- Created by: Nigel Latta
- Country of origin: New Zealand

Original release
- Release: 3 July 2023

= You've Been Scammed =

New Zealand television series

You've Been Scammed by Nigel Latta is a New Zealand television programme which teaches its audience about scams. It is hosted by psychologist and television host Nigel Latta, and has four episodes. The programme details eight types of scams and the human weaknesses they exploit. Several scammers were contacted within the programme, and several victims of scams were interviewed, including a woman who lost $100,000. Latta compared scammers to magicians within the show. Magician Brendan Dooley featured within the programme, who carries out scams on unsuspecting victims. The programme was first aired on TVNZ 1 on 3 July 2023 at 8 pm.

== Description ==
The production team made multiple contacts with scammers for the programme. Latta said that a scammer "sound[ed] very plausible, very believable and very convincing," saying that "We knew he was a scammer but in the middle of that conversation even we were starting to doubt ourselves".

The opening sequence of the programme features a hooded figure surrounded by code. The Spinoff described the theme tune as "a powerful dubstep beat drop that will really get you in the mood to squash some scammers".

The programme included safety expert Sean Lyons from Netsafe and cybersecurity specialist Daniel Watson. The programme interviewed victims of scams who included a woman who lost $100,000, a woman in her 60s who started blowing referee whistles into the phone when she receives calls from unknown numbers, and a lawyer in her 30s who fell for an Instagram story claiming to be a cash prize draw. Podcaster Frances Cook was also featured on the programme, who talked about the people impersonating her in attempt to scam her followers.

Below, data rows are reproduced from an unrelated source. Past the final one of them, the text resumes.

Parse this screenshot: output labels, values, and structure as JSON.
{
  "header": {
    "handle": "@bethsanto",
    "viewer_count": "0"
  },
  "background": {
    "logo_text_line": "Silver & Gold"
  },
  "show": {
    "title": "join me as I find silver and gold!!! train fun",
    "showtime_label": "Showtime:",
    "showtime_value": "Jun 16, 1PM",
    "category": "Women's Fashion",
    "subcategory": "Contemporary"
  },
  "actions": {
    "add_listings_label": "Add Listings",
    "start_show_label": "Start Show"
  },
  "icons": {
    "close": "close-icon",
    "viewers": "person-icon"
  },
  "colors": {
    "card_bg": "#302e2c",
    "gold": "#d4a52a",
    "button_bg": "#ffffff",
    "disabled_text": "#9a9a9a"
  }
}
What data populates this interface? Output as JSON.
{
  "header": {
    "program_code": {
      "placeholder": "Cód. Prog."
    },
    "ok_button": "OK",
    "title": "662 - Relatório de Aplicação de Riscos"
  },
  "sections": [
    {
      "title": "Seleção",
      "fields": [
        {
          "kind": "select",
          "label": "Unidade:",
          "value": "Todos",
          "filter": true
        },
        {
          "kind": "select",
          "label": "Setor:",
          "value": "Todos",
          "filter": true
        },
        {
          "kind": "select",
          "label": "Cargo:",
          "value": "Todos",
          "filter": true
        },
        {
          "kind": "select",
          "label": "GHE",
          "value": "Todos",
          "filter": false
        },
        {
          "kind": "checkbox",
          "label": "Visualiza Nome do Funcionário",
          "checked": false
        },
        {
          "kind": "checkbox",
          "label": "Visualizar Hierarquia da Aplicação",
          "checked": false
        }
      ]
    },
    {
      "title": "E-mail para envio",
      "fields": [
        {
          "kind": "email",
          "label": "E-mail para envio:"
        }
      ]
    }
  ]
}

On the first episode the magician appears and acts as if he is a sound engineer. While he places microphones on the victims he steals their ties and watches. Further on in the episode, Latta sets up a fake website for the programme's production company. It was used to carry out a phishing scam, emailing people to provide credit card details to prepay parking. These emails included a misspelling of Latta's name, which victims dismissed. The production team asked participants for four-digit numbers and scoured their social media profiles. Latta then used this information to act as a mind-reader, which appeared magical to the participants. He then guessed their bank PINs using the four-digit numbers.